我有点脑雾试图解决以下结构,也许有人可以帮助解决这个问题。
10 11 12 00 11 12 13 01 12 13 14 02 13 14 15 03 14 15 16 04 15 16 17 05
10 11 12 20 11 12 13 21 12 13 14 22 13 14 15 23 14 15 16 24 15 16 17 25
10 11 12 02 11 12 13 03 12 13 14 04 13 14 15 05 14 15 16 06 15 16 17 07
10 11 12 22 11 12 13 23 12 13 14 24 13 14 15 25 14 15 16 26 15 16 17 27
一个算法/一组循环如何生成这个表?外观的顺序并不重要。只需弹出所有四对捆绑。这些对实际上需要是个别数字,即10
是1
和0
,而不是ten
!
第一行中的一个模式是(如果只能解决这个问题会有所帮助):
x = 1
i = 0
xi x(i+1) x(i+2) (x-1)i x(i+1) x(i+2) x(i+3) (x-1)(i+1) ...
答案 0 :(得分:1)
我已经为这个问题想出了一个有效的算法:)
for row in range(4):
extra = 0
if row >= 2:
extra = 2
for column in range(6):
print(10+column, 11+column, 12+column, str(2*(row%2))+"."+str(column + extra), end = " ")
print()
把它想象成一个表,你想逐行,然后逐列工作。我使用算法中的列和行来确定数字应该是什么
如果有任何您不理解的内容,请添加评论:)
答案 1 :(得分:1)
此代码将所需数据生成为3D字符串列表。
a = (0, 0), (2, 0), (0, 2), (2, 2)
b = 10, 11, 12
result = [
[
[str(i + j) for j in b] + [str(u) + str(v+i)] for i in range(6)
] for u, v in a
]
# Display the resulting list in a relatively compact way
for row in result:
print([' '.join(u) for u in row])
<强>输出强>
['10 11 12 00', '11 12 13 01', '12 13 14 02', '13 14 15 03', '14 15 16 04', '15 16 17 05']
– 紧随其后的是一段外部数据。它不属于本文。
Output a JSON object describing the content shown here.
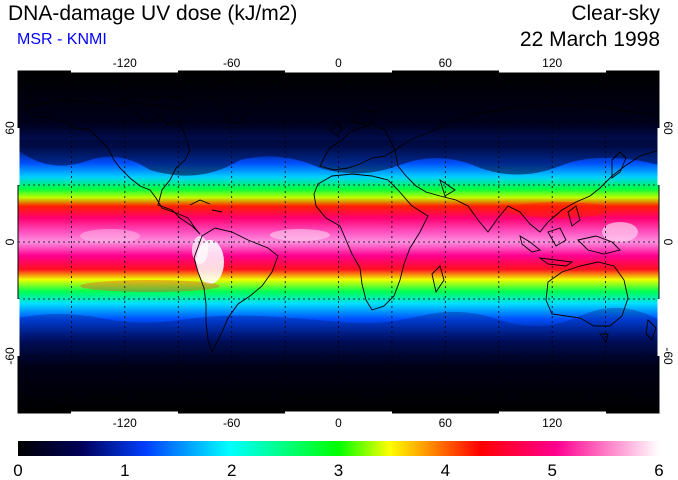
{
  "title": "DNA-damage UV dose (kJ/m2)",
  "source": "MSR - KNMI",
  "condition": "Clear-sky",
  "date": "22 March 1998",
  "map": {
    "lon_ticks": [
      -120,
      -60,
      0,
      60,
      120
    ],
    "lat_ticks": [
      60,
      0,
      -60
    ],
    "lon_range": [
      -180,
      180
    ],
    "lat_range": [
      -90,
      90
    ],
    "grid_lon": [
      -150,
      -120,
      -90,
      -60,
      -30,
      0,
      30,
      60,
      90,
      120,
      150
    ],
    "grid_lat": [
      -60,
      -30,
      0,
      30,
      60
    ]
  },
  "colorbar": {
    "min": 0,
    "max": 6,
    "tick_labels": [
      "0",
      "1",
      "2",
      "3",
      "4",
      "5",
      "6"
    ],
    "stops": [
      "#000000",
      "#00005a",
      "#0040ff",
      "#00ffff",
      "#00ff00",
      "#ffff00",
      "#ff0000",
      "#ff0090",
      "#ffffff"
    ]
  },
  "colors": {
    "subtitle": "#0000ff",
    "map_background": "#00000a"
  }
}
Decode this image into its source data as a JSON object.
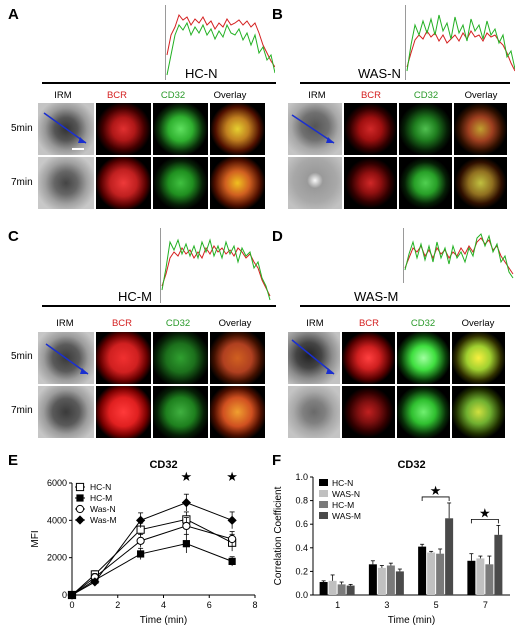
{
  "panels": {
    "A": {
      "letter": "A",
      "condition": "HC-N"
    },
    "B": {
      "letter": "B",
      "condition": "WAS-N"
    },
    "C": {
      "letter": "C",
      "condition": "HC-M"
    },
    "D": {
      "letter": "D",
      "condition": "WAS-M"
    }
  },
  "channels": [
    "IRM",
    "BCR",
    "CD32",
    "Overlay"
  ],
  "channel_colors": {
    "IRM": "#000000",
    "BCR": "#d42020",
    "CD32": "#2a9a2a",
    "Overlay": "#000000"
  },
  "times": [
    "5min",
    "7min"
  ],
  "chart_data": [
    {
      "panel": "E",
      "type": "line",
      "title": "CD32",
      "xlabel": "Time (min)",
      "ylabel": "MFI",
      "xlim": [
        0,
        8
      ],
      "ylim": [
        0,
        6000
      ],
      "xticks": [
        0,
        2,
        4,
        6,
        8
      ],
      "yticks": [
        0,
        2000,
        4000,
        6000
      ],
      "x": [
        0,
        1,
        3,
        5,
        7
      ],
      "series": [
        {
          "name": "HC-N",
          "marker": "open-square",
          "values": [
            0,
            1100,
            3500,
            4050,
            2800
          ],
          "errors": [
            0,
            200,
            350,
            400,
            450
          ]
        },
        {
          "name": "HC-M",
          "marker": "filled-square",
          "values": [
            0,
            800,
            2200,
            2750,
            1800
          ],
          "errors": [
            0,
            150,
            300,
            500,
            250
          ]
        },
        {
          "name": "Was-N",
          "marker": "open-circle",
          "values": [
            0,
            950,
            2900,
            3700,
            3000
          ],
          "errors": [
            0,
            200,
            350,
            450,
            400
          ]
        },
        {
          "name": "Was-M",
          "marker": "filled-diamond",
          "values": [
            0,
            700,
            4000,
            4950,
            4000
          ],
          "errors": [
            0,
            150,
            400,
            450,
            450
          ]
        }
      ],
      "annotations": [
        {
          "x": 5,
          "symbol": "★"
        },
        {
          "x": 7,
          "symbol": "★"
        }
      ],
      "legend": "top-left"
    },
    {
      "panel": "F",
      "type": "bar",
      "title": "CD32",
      "xlabel": "Time (min)",
      "ylabel": "Correlation Coefficient",
      "ylim": [
        0,
        1.0
      ],
      "yticks": [
        0.0,
        0.2,
        0.4,
        0.6,
        0.8,
        1.0
      ],
      "categories": [
        "1",
        "3",
        "5",
        "7"
      ],
      "series": [
        {
          "name": "HC-N",
          "color": "#000000",
          "values": [
            0.11,
            0.26,
            0.41,
            0.29
          ],
          "errors": [
            0.01,
            0.03,
            0.02,
            0.06
          ]
        },
        {
          "name": "WAS-N",
          "color": "#c0c0c0",
          "values": [
            0.12,
            0.23,
            0.36,
            0.31
          ],
          "errors": [
            0.05,
            0.02,
            0.01,
            0.02
          ]
        },
        {
          "name": "HC-M",
          "color": "#7a7a7a",
          "values": [
            0.09,
            0.25,
            0.35,
            0.26
          ],
          "errors": [
            0.02,
            0.02,
            0.04,
            0.07
          ]
        },
        {
          "name": "WAS-M",
          "color": "#4a4a4a",
          "values": [
            0.08,
            0.2,
            0.65,
            0.51
          ],
          "errors": [
            0.01,
            0.02,
            0.13,
            0.08
          ]
        }
      ],
      "annotations": [
        {
          "category": "5",
          "symbol": "★"
        },
        {
          "category": "7",
          "symbol": "★"
        }
      ],
      "legend": "top-left"
    }
  ]
}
['10 11 12 20', '11 12 13 21', '12 13 14 22', '13 14 15 23', '14 15 16 24', '15 16 17 25']
['10 11 12 02', '11 12 13 03', '12 13 14 04', '13 14 15 05', '14 15 16 06', '15 16 17 07']
['10 11 12 22', '11 12 13 23', '12 13 14 24', '13 14 15 25', '14 15 16 26', '15 16 17 27']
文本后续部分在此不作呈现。